04.01.2021 – 11.50 – Trieste, with its suggestive views and natural panoramas, has always been an irresistible subject for photographers, right from the infancy of this still young art having a little more than a couple of centuries.
The spectacle of the Karst, and even more so the gulf that embraces Trieste, have captured the imagination of artists; but to all this human action must be added, through the deliberate urban construction of streets and squares, which remain ‘scenic’ to this day.
The first traces of photography in Trieste date back to April 1839, when Giovanni Mollo’s shop displayed daguerreotype equipment for his visitors.
The invention of the daguerreotype – the world’s first photographic process – was presented in France that very year and met with great success.
A copper plate with a silver layer was sensitised to light with iodine vapour.
The development of the photo required an hour of exposure to mercury vapour followed by a final fixing.
Silver tarnished over time when exposed to light and therefore the photograph had to be stored with special care.
The use of vapour also risked poisoning the unfortunate photographer.
Italy didn’t make great use of daguerreotype photography, compared to France and England.
But Trieste was at that time part of Austria; and thanks to Austrian-German influences, the daguerreotype spread very quickly.
The son of a Triestine ‘merchant and numismatist’, Carlo Fontana, soon became interested in the technique. Today, his son Guido is remembered above all for his militancy with Garibaldi and for having become Mazzini’s secretary when he was in exile in London.
His father Carlo lived in Via Romagna 10, where he had set up a studio where he made portraits with a daguerreotype.
The first official photographs of Trieste therefore date back to the autumn of 1839; on 24 November, the liberal newspaper La Favilla described the exciting novelty of the daguerreotype, thanks to an exceptional journalist, Francesco dell’Ongaro.
He noted that “this singular and important discovery” could not fail to have “brilliant success in Trieste too, where the amenity of the contours, the serenity of the sky and the purity of the air are very suitable for such experiments, in which light is the first element”.
Carlo Fontana’s first attempts were disastrous, because “during the inspection of the apparatus, some of the fluid containers were found to be broken and the mercury scattered, with no small damage to the metal plates on which the admirable perspective was to be impressed”.
We therefore “began to despair of success”.
However, Fontana decided to try again the next day, and wonder! “Two perspectives were obtained, as beautiful and happy as we were happy to desire”.

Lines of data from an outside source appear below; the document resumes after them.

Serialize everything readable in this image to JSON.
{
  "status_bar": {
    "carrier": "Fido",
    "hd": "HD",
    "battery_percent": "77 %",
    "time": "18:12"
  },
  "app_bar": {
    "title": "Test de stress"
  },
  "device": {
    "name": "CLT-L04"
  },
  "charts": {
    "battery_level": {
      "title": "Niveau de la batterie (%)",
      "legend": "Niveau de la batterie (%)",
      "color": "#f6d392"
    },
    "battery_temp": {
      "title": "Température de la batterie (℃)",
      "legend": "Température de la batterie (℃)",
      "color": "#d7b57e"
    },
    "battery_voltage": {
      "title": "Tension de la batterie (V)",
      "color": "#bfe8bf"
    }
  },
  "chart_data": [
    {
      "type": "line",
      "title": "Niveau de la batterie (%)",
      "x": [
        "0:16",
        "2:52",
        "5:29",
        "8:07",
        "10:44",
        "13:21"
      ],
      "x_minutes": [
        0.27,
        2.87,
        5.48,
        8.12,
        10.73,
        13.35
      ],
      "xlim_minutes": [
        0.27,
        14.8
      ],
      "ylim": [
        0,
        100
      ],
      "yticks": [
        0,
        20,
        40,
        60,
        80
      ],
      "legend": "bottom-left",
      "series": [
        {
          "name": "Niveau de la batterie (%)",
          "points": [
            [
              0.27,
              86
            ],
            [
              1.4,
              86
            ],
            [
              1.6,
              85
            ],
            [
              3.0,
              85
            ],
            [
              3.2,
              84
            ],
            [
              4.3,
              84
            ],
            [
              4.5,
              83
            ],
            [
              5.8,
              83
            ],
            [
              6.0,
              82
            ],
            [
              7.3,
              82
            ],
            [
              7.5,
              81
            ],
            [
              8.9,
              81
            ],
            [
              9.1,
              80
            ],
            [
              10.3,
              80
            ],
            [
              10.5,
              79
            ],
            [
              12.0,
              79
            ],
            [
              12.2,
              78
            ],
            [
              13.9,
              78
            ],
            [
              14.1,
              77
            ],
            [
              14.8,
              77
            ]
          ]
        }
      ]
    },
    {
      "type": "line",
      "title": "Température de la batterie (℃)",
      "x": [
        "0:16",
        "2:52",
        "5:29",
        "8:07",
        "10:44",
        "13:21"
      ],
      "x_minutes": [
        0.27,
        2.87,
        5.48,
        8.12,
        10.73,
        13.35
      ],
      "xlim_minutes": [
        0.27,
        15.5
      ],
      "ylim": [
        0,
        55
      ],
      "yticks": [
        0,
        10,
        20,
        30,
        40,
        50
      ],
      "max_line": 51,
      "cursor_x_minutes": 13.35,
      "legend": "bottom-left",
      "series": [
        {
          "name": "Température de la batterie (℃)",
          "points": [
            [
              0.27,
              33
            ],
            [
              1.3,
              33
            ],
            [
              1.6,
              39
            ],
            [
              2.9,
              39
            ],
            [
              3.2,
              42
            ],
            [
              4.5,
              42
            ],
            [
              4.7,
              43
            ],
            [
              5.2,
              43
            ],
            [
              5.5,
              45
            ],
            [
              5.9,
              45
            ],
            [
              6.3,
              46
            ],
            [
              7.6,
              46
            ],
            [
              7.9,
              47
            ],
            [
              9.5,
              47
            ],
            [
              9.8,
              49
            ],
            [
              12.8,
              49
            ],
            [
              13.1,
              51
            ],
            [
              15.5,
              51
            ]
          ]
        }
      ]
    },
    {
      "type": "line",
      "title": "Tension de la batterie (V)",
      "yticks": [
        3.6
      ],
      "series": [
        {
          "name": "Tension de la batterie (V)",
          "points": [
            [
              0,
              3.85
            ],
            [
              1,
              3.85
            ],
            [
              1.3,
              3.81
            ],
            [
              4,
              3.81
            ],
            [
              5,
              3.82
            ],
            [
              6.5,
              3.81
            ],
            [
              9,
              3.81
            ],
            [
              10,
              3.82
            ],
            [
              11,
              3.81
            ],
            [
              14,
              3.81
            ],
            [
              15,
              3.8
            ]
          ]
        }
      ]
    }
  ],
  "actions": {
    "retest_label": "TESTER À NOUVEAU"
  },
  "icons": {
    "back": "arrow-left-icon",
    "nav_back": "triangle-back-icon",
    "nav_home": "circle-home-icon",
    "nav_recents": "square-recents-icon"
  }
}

It was truly a new and marvellous spectacle,” recalls dell’Ongaro, “when the foil already impressed by the invisible spectrum, exposed to the fumigation of mercury, began to show the image it had received. Here then are outlined “the slopes of the hill, the whitewashed houses standing out clearly from the field with microscopic precision; the most minute details of the scene appear to the naked eye, made evident and distinct by the mere gradation of chiaroscuro”.
The journalist describes it as “another Fiat Lux: in a few seconds the uniform surface of the foil came alive in a picture so complete that the most delicate steel engraving could barely imitate it”.
Like children grappling with a new toy, Fontana and his friends rushed to photograph the next day “the Borsa and the Theatre” which “surprised the most difficult and sophisticated observers”.
The journalist observes that the diffusion of the daguerreotype was only made possible thanks to “the liberality of the French government” thanks to which “this invention is no longer the privilege of a single person, but common property”.
Carlo Fontana soon turned this hobby into a job, producing daguerreotype portraits for gentle high society maidens and financiers in tailcoats. But these early daguerreotypes, flickering images of a bygone Trieste, were lost.
Seven years later, in 1846, Ferdinand Brosy came to Trieste for a short time: a Prussian living in Venice who worked as a travelling photographer with his wife and daughter, wandering between Padua, Rovigo and Verona.
For a nobleman like Fontana, the daguerreotype was a pleasant pastime, but soon photography became a real job.
The first to move in this direction were the German couple Gerothwohl & Thanner from Frankfurt.
According to an advertisement at the time, they received clients in a studio located at the Hotel de France, No. 7, third floor, from 10 a.m. to 4 p.m.
The two photographers did not produce daguerreotypes, however, but used “calotype”. This was a technique for developing images of lesser quality than the daguerreotype: the photograph was fixed on paper and there was mainly a negative with which to produce multiple images.
Photography was on its way to becoming mass market and affordable for everyone.
The German couple on the occasion promised that their works were “more acceptable to the eye than the same engravings and lithographs and can be coloured and even taken up to watercolour”.